“En 1966, mientras se libraba la guerra de Vietnam, Peter Brook estrenó en Londres un espectáculo: US. Para sensibilizar a la platea sobre la atroz realidad que se estaba viviendo, Brook hizo que ocupara el escenario un actor que recitó un monólogo sobre el uso y los efectos del napalm, teniendo entre el pulgar y el índice una mariposa viva que agitaba las alas. Al finalizar la actuación, el actor extrajo del bolsillo un encendedor y prendió fuego a la mariposa. Un murmullo de protesta e indignación se elevó enseguida. El actor pidió disculpas por su gesto, pero antes de abandonar el escenario hizo notar que le extrañaba que el mismo público que se indignaba por la suerte de la mariposa, hasta ese momento había permanecido indiferente a la suerte de los vietnamitas quemados por el napalm.

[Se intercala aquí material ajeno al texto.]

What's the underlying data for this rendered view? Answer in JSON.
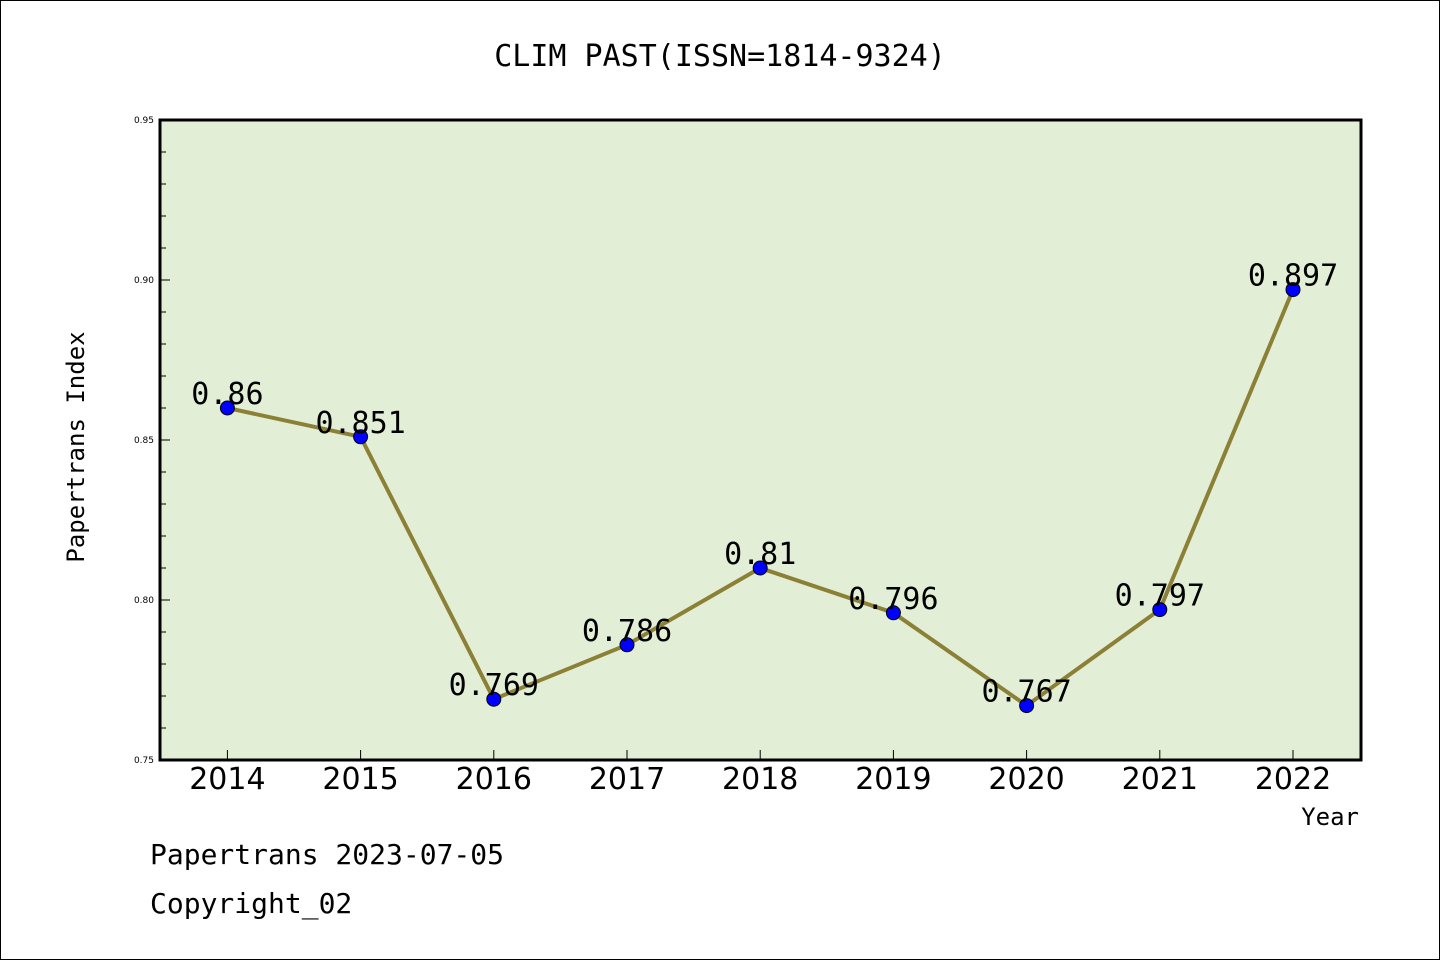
{
  "chart_data": {
    "type": "line",
    "title": "CLIM PAST(ISSN=1814-9324)",
    "xlabel": "Year",
    "ylabel": "Papertrans Index",
    "categories": [
      "2014",
      "2015",
      "2016",
      "2017",
      "2018",
      "2019",
      "2020",
      "2021",
      "2022"
    ],
    "values": [
      0.86,
      0.851,
      0.769,
      0.786,
      0.81,
      0.796,
      0.767,
      0.797,
      0.897
    ],
    "data_labels": [
      "0.86",
      "0.851",
      "0.769",
      "0.786",
      "0.81",
      "0.796",
      "0.767",
      "0.797",
      "0.897"
    ],
    "ylim": [
      0.75,
      0.95
    ],
    "yticks": [
      0.75,
      0.8,
      0.85,
      0.9,
      0.95
    ],
    "ytick_labels": [
      "0.75",
      "0.80",
      "0.85",
      "0.90",
      "0.95"
    ],
    "grid": false,
    "legend": "none",
    "colors": {
      "plot_background": "#e2efd6",
      "line": "#8b8035",
      "marker": "#0000ff"
    }
  },
  "footer": {
    "line1": "Papertrans 2023-07-05",
    "line2": "Copyright_02"
  }
}
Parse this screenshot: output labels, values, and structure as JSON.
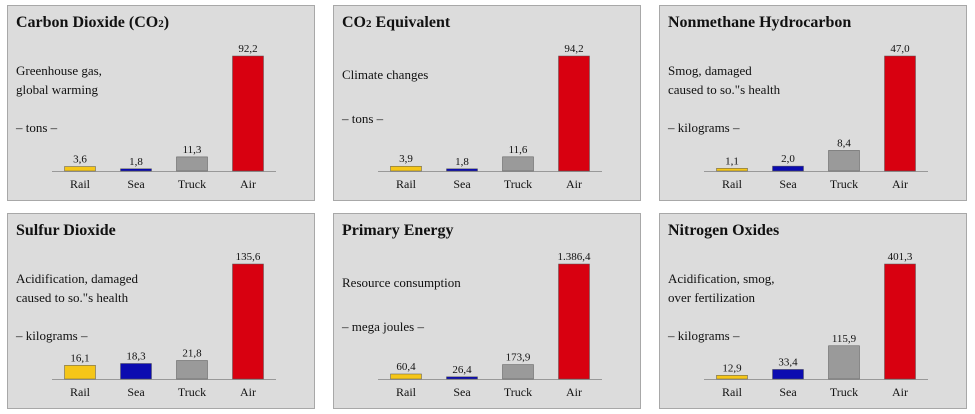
{
  "categories": [
    "Rail",
    "Sea",
    "Truck",
    "Air"
  ],
  "colors": {
    "Rail": "#f5c618",
    "Sea": "#0b0bb0",
    "Truck": "#9a9a9a",
    "Air": "#d80010",
    "panel": "#dcdcdc",
    "axis": "#999999"
  },
  "chart_data": [
    {
      "type": "bar",
      "title": "Carbon Dioxide (CO2)",
      "description": "Greenhouse gas,\nglobal warming",
      "unit": "– tons –",
      "categories": [
        "Rail",
        "Sea",
        "Truck",
        "Air"
      ],
      "values": [
        3.6,
        1.8,
        11.3,
        92.2
      ],
      "labels": [
        "3,6",
        "1,8",
        "11,3",
        "92,2"
      ]
    },
    {
      "type": "bar",
      "title": "CO2 Equivalent",
      "description": "Climate changes",
      "unit": "– tons –",
      "categories": [
        "Rail",
        "Sea",
        "Truck",
        "Air"
      ],
      "values": [
        3.9,
        1.8,
        11.6,
        94.2
      ],
      "labels": [
        "3,9",
        "1,8",
        "11,6",
        "94,2"
      ]
    },
    {
      "type": "bar",
      "title": "Nonmethane Hydrocarbon",
      "description": "Smog, damaged\ncaused to so.\"s health",
      "unit": "– kilograms –",
      "categories": [
        "Rail",
        "Sea",
        "Truck",
        "Air"
      ],
      "values": [
        1.1,
        2.0,
        8.4,
        47.0
      ],
      "labels": [
        "1,1",
        "2,0",
        "8,4",
        "47,0"
      ]
    },
    {
      "type": "bar",
      "title": "Sulfur Dioxide",
      "description": "Acidification, damaged\ncaused to so.\"s health",
      "unit": "– kilograms –",
      "categories": [
        "Rail",
        "Sea",
        "Truck",
        "Air"
      ],
      "values": [
        16.1,
        18.3,
        21.8,
        135.6
      ],
      "labels": [
        "16,1",
        "18,3",
        "21,8",
        "135,6"
      ]
    },
    {
      "type": "bar",
      "title": "Primary Energy",
      "description": "Resource consumption",
      "unit": "– mega joules –",
      "categories": [
        "Rail",
        "Sea",
        "Truck",
        "Air"
      ],
      "values": [
        60.4,
        26.4,
        173.9,
        1386.4
      ],
      "labels": [
        "60,4",
        "26,4",
        "173,9",
        "1.386,4"
      ]
    },
    {
      "type": "bar",
      "title": "Nitrogen Oxides",
      "description": "Acidification, smog,\nover fertilization",
      "unit": "– kilograms –",
      "categories": [
        "Rail",
        "Sea",
        "Truck",
        "Air"
      ],
      "values": [
        12.9,
        33.4,
        115.9,
        401.3
      ],
      "labels": [
        "12,9",
        "33,4",
        "115,9",
        "401,3"
      ]
    }
  ]
}
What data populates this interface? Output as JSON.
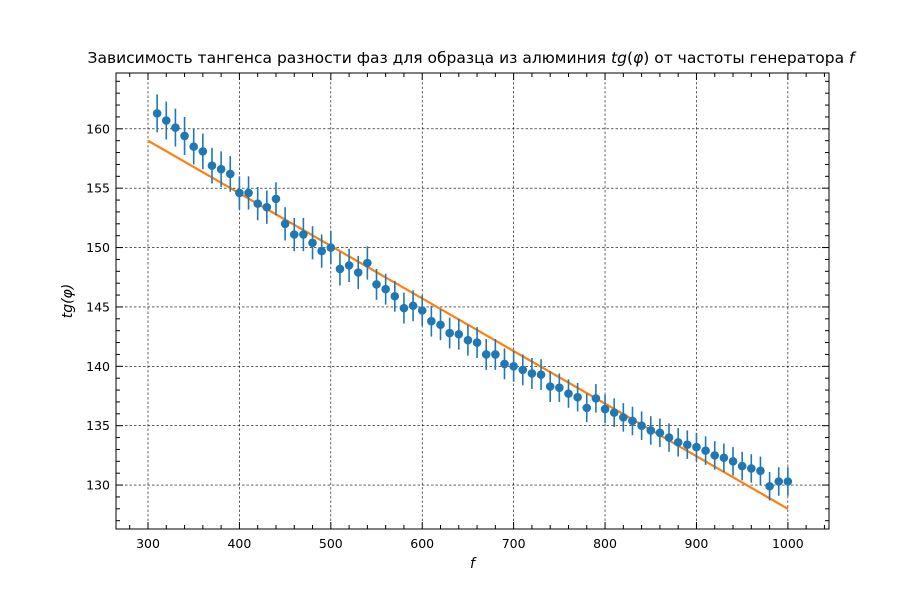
{
  "chart_data": {
    "type": "scatter",
    "title": "Зависимость тангенса разности фаз для образца из алюминия tg(φ) от частоты генератора f",
    "xlabel": "f",
    "ylabel": "tg(φ)",
    "xlim": [
      265,
      1045
    ],
    "ylim": [
      126.3,
      164.7
    ],
    "xticks": [
      "300",
      "400",
      "500",
      "600",
      "700",
      "800",
      "900",
      "1000"
    ],
    "yticks": [
      "130",
      "135",
      "140",
      "145",
      "150",
      "155",
      "160"
    ],
    "grid": true,
    "colors": {
      "points": "#1f77b4",
      "fit": "#ff7f0e"
    },
    "series": [
      {
        "kind": "errorbar",
        "x": [
          310,
          320,
          330,
          340,
          350,
          360,
          370,
          380,
          390,
          400,
          410,
          420,
          430,
          440,
          450,
          460,
          470,
          480,
          490,
          500,
          510,
          520,
          530,
          540,
          550,
          560,
          570,
          580,
          590,
          600,
          610,
          620,
          630,
          640,
          650,
          660,
          670,
          680,
          690,
          700,
          710,
          720,
          730,
          740,
          750,
          760,
          770,
          780,
          790,
          800,
          810,
          820,
          830,
          840,
          850,
          860,
          870,
          880,
          890,
          900,
          910,
          920,
          930,
          940,
          950,
          960,
          970,
          980,
          990,
          1000
        ],
        "y": [
          161.3,
          160.7,
          160.1,
          159.4,
          158.5,
          158.1,
          156.9,
          156.6,
          156.2,
          154.6,
          154.6,
          153.7,
          153.4,
          154.1,
          152.0,
          151.1,
          151.1,
          150.4,
          149.7,
          150.0,
          148.2,
          148.5,
          147.9,
          148.7,
          146.9,
          146.5,
          145.9,
          144.9,
          145.1,
          144.7,
          143.8,
          143.5,
          142.8,
          142.7,
          142.2,
          142.0,
          141.0,
          141.0,
          140.2,
          140.0,
          139.7,
          139.4,
          139.3,
          138.3,
          138.2,
          137.7,
          137.4,
          136.5,
          137.3,
          136.4,
          136.1,
          135.7,
          135.4,
          135.0,
          134.6,
          134.4,
          134.0,
          133.6,
          133.4,
          133.2,
          132.9,
          132.5,
          132.3,
          132.0,
          131.6,
          131.4,
          131.2,
          129.9,
          130.3,
          130.3
        ],
        "yerr": [
          1.6,
          1.6,
          1.6,
          1.6,
          1.5,
          1.5,
          1.5,
          1.5,
          1.5,
          1.4,
          1.4,
          1.4,
          1.4,
          1.4,
          1.4,
          1.4,
          1.4,
          1.4,
          1.4,
          1.4,
          1.4,
          1.4,
          1.4,
          1.4,
          1.3,
          1.3,
          1.3,
          1.3,
          1.3,
          1.3,
          1.3,
          1.3,
          1.3,
          1.3,
          1.3,
          1.3,
          1.3,
          1.3,
          1.3,
          1.3,
          1.3,
          1.3,
          1.3,
          1.3,
          1.2,
          1.2,
          1.2,
          1.2,
          1.2,
          1.2,
          1.2,
          1.2,
          1.2,
          1.2,
          1.2,
          1.2,
          1.2,
          1.2,
          1.2,
          1.2,
          1.2,
          1.2,
          1.2,
          1.2,
          1.2,
          1.2,
          1.2,
          1.2,
          1.2,
          1.2
        ]
      },
      {
        "kind": "line",
        "x": [
          300,
          1000
        ],
        "y": [
          159.0,
          128.0
        ]
      }
    ]
  }
}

Deberíamos considerar una bendición que los animales sean
demasiado idiotas o estén fisiológicamente imposibilitados para hablar por sí
mismos. Es cierto que algunos a lo sumo son capaces de aullar, pero son aullidos
que no dicen mucho y que, sobre todo, son fáciles de olvidar. Pero: ¿estamos
tan seguros de que los animales no hablan?
En su libro “Las vidas de los animales”, J.M. Coetzee recuerda
una secuencia de acontecimientos muy interesante. Cuando Albert Camus vivía en
Argelia, donde había nacido, su madre le pidió que le llevase una de las
gallinas que tenía en una jaula en el patio. Camus obedeció, como todo buen
hijo, y vio cómo su madre degollaba a la gallina con un cuchillo y el modo en
que recogía la sangre en un cuenco para no ensuciar el suelo. El grito de la
gallina quedó impreso en la memoria del muchacho de tal manera que en 1958
escribió un apasionado artículo contra el uso de la guillotina, artículo que suscitó
una polémica que llevó a la abolición de la pena capital en Francia. Ahora
bien, dice Coetzee, “¿Quién puede sostener que la gallina no habló?”.